A protein called alpha-synuclein builds up into toxic clumps in the brains of people with Parkinson's disease and related conditions. Those clumps damage and kill neurons over time. Current treatments only manage symptoms. They do not stop the clumping. Now, a multinational research team has found that tiny carbon particles called graphene quantum dots may be able to do what existing drugs cannot.
According to a report by Phys.org, the team was led by Professor Małgorzata Kujawska at the Poznań University of Medical Sciences in Poznań, Poland. The researchers published their findings in the journal Science and Technology of Advanced Materials. Their study looked at how graphene quantum dots, known as GQDs, interact with alpha-synuclein to prevent it from forming the long, toxic fibers that are a hallmark of synucleinopathies, a group of diseases that includes Parkinson's and multiple system atrophy.
The research used a multi-stage approach. The team first tested the GQDs in cell-free environments, then in neuronal cultures, and finally in animal models of multiple system atrophy. When the particles were administered intranasally in mice, they significantly reduced the presence of toxic protein aggregates in the brain. The treatment also appeared to activate autophagy, a biological recycling process that helps cells break down and remove damaged proteins.

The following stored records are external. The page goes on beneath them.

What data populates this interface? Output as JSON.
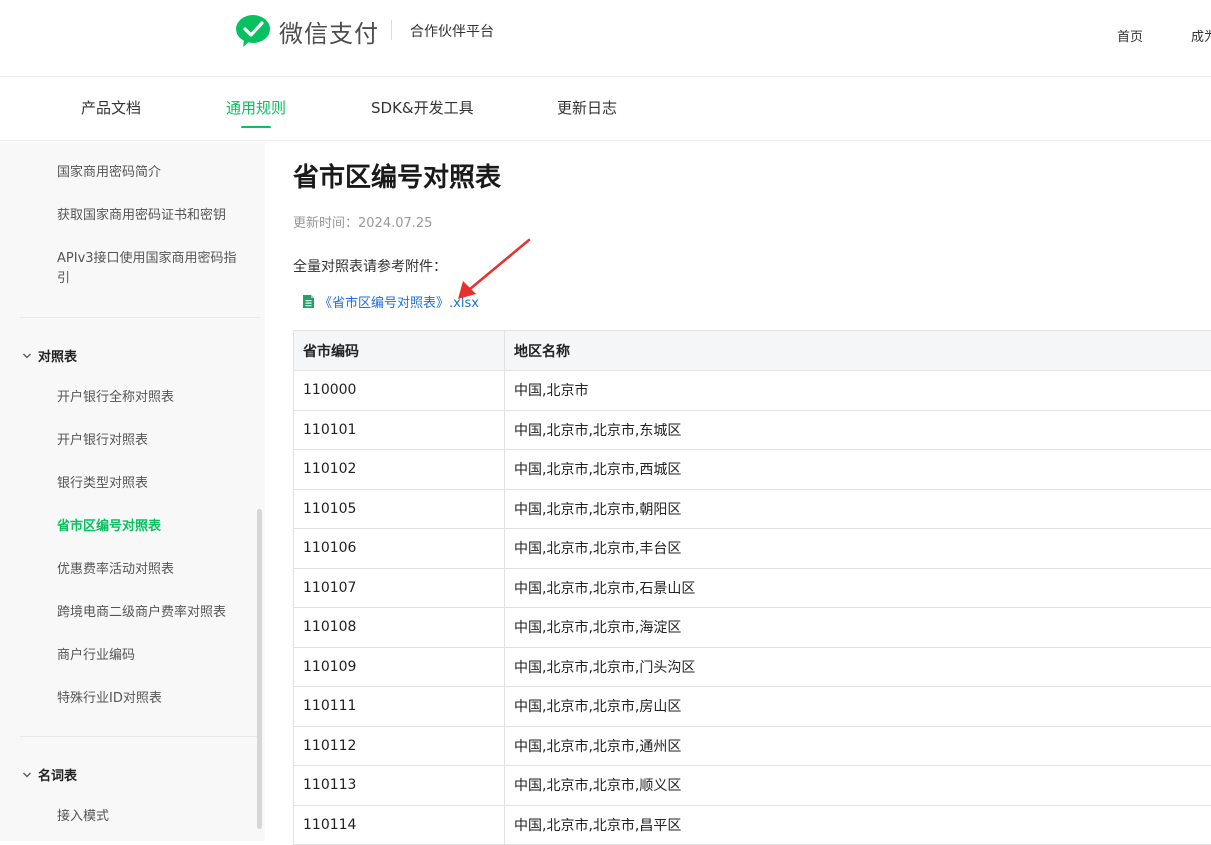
{
  "header": {
    "brand": "微信支付",
    "partner": "合作伙伴平台",
    "nav_home": "首页",
    "nav_cut": "成为"
  },
  "subnav": {
    "tabs": [
      {
        "label": "产品文档"
      },
      {
        "label": "通用规则"
      },
      {
        "label": "SDK&开发工具"
      },
      {
        "label": "更新日志"
      }
    ],
    "active": "通用规则"
  },
  "sidebar": {
    "items_top": [
      "国家商用密码简介",
      "获取国家商用密码证书和密钥",
      "APIv3接口使用国家商用密码指引"
    ],
    "group1": "对照表",
    "group1_items": [
      "开户银行全称对照表",
      "开户银行对照表",
      "银行类型对照表",
      "省市区编号对照表",
      "优惠费率活动对照表",
      "跨境电商二级商户费率对照表",
      "商户行业编码",
      "特殊行业ID对照表"
    ],
    "group2": "名词表",
    "group2_items": [
      "接入模式"
    ]
  },
  "content": {
    "title": "省市区编号对照表",
    "update_time": "更新时间：2024.07.25",
    "intro": "全量对照表请参考附件：",
    "attachment": "《省市区编号对照表》.xlsx",
    "table": {
      "headers": [
        "省市编码",
        "地区名称"
      ],
      "rows": [
        [
          "110000",
          "中国,北京市"
        ],
        [
          "110101",
          "中国,北京市,北京市,东城区"
        ],
        [
          "110102",
          "中国,北京市,北京市,西城区"
        ],
        [
          "110105",
          "中国,北京市,北京市,朝阳区"
        ],
        [
          "110106",
          "中国,北京市,北京市,丰台区"
        ],
        [
          "110107",
          "中国,北京市,北京市,石景山区"
        ],
        [
          "110108",
          "中国,北京市,北京市,海淀区"
        ],
        [
          "110109",
          "中国,北京市,北京市,门头沟区"
        ],
        [
          "110111",
          "中国,北京市,北京市,房山区"
        ],
        [
          "110112",
          "中国,北京市,北京市,通州区"
        ],
        [
          "110113",
          "中国,北京市,北京市,顺义区"
        ],
        [
          "110114",
          "中国,北京市,北京市,昌平区"
        ]
      ]
    }
  },
  "colors": {
    "accent": "#07c160",
    "link": "#1e6fd9",
    "annotation_arrow": "#e8302d"
  },
  "icons": [
    "wechat-pay-logo-icon",
    "chevron-down-icon",
    "xlsx-file-icon",
    "annotation-arrow-icon"
  ]
}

Safety is a critical question with any nanomaterial intended for medical use. At concentrations relevant to its biological effects, the GQD showed a favorable safety profile. However, some changes in cellular stress and immune responses were observed at higher doses. The researchers noted that many nanomaterials face hurdles in medical applications because of concerns over long-term biocompatibility, and this work is no exception.
Challenges remain before anything like this could reach a clinic. One technical problem is preventing the quantum dots from clumping together in liquid suspensions, which would reduce their effectiveness. The researchers were clear that clinical use is not close.
"This study points to a promising new direction for strategies against neurodegenerative diseases," said Professor Kujawska. "While clinical use of GQDs remains a long way off, these findings strengthen the case for further research."
The broader significance of the work may extend beyond Parkinson's disease. Toxic protein aggregation is a feature of several other neurological conditions as well. The researchers believe that what they learn from optimizing GQDs could eventually inform nanomaterial-based approaches to those diseases too.
"GQDs may serve as a useful research tool," Professor Kujawska said. "What we learn as we optimize their properties and conduct a comprehensive safety evaluation could help design more effective nanomaterial-based strategies not just for synucleinopathies, but also for other conditions characterized by the buildup of toxic proteins."
The study was authored by Tuba Oz and colleagues and carries the DOI 10.1080/14686996.2026.2662693. The research team was multinational, reflecting the scope of international collaboration now focused on nanomaterial approaches to neurodegeneration. Professor Kujawska's lab at Poznań remains at the center of that effort.